How insects can help in tackling climate change?
Scientists new finding can provide a revolutionary and sustainable solution towards fighting the climate change. According to a new research, meat like flavors can be derived from insects, thereby providing environment friendly alternatives to traditional options for meat as protein source. Mealworms, the larval form of the yellow mealworm beetle, were cooked with sugar by researchers as part of the study, who found that the process resulted in a “meat-like flavoring” that can be used one day as source of protein in convenience food.
Up until now, the mealworms have been mainly used as snacks for pets or as bait while fishing. But according to scientists, they have potential to be used as a food source for humans as well – they can instill the recognizable flavors of meat without rendering harmful impacts upon the environment. Raising beef, pork and other animal-based foods has a direct air and water pollution as they emit greenhouse gas emissions.
“Insects are a nutritious and healthy food source with high amounts of fatty acids, vitamins, minerals, fiber and high-quality protein, which is like that of meat,” says In Hee Cho, a researcher at Wonkwang University in South Korea who led the study. “Many consumers seriously like and need animal protein in our diet. However, traditional livestock farming produces more greenhouse gas emissions than cars do. On the other hand, insect farming requires just a fraction of the land, water and feed in comparison to traditional livestock farming.”

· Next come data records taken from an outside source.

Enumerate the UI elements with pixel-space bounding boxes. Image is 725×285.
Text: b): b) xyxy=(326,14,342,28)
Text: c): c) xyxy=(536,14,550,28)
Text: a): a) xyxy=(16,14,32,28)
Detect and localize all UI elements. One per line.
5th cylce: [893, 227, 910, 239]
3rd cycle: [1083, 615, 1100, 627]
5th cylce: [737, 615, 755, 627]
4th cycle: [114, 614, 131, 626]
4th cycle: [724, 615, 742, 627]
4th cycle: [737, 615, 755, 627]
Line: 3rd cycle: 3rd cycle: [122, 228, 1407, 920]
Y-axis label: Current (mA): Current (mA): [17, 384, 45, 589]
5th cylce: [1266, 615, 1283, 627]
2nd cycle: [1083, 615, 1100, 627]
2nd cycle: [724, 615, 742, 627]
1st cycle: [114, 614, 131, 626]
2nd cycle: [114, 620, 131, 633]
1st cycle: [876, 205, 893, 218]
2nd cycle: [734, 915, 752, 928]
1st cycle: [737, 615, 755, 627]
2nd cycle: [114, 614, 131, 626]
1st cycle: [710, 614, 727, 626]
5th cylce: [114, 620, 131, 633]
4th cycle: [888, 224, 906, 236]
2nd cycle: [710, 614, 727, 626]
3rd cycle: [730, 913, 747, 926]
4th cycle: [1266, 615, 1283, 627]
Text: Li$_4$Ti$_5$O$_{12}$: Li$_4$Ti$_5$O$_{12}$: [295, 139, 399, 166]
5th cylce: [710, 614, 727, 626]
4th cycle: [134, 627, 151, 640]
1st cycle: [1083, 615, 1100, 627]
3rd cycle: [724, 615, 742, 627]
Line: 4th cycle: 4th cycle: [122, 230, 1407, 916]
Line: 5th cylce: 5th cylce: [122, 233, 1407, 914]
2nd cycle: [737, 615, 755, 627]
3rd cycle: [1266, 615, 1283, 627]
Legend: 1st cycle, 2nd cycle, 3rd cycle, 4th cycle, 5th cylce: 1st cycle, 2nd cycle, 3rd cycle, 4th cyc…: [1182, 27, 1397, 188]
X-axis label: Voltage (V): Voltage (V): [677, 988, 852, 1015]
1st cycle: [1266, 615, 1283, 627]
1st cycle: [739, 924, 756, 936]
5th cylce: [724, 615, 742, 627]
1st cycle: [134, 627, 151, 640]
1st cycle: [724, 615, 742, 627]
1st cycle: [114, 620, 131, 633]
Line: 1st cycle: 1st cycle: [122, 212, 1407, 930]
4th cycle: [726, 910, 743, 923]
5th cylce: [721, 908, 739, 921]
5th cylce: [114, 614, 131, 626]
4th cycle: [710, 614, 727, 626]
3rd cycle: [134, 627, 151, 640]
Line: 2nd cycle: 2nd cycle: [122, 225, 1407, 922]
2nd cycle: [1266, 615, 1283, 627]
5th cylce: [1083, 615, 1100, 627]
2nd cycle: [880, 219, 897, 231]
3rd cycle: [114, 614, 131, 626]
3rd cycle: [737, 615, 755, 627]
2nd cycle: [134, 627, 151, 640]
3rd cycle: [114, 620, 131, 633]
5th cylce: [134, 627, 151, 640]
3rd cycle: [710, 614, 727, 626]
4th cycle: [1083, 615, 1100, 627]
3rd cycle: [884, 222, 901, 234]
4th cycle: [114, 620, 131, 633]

Edible insects, like crickets and mealworms, have long been enjoyed in Asia, Africa and South Americas as “superfoods”.
Food’s global production is responsible for about a third of total greenhouse gas emissions into the atmosphere. The majority of emissions are due to raising of animals for meat. “Grazing and feeding livestock consumes about 80 per cent of Earth’s farmland, with everything from cow burps to the mass deforestation of land to make way for pasture causing planet-heating emissions.”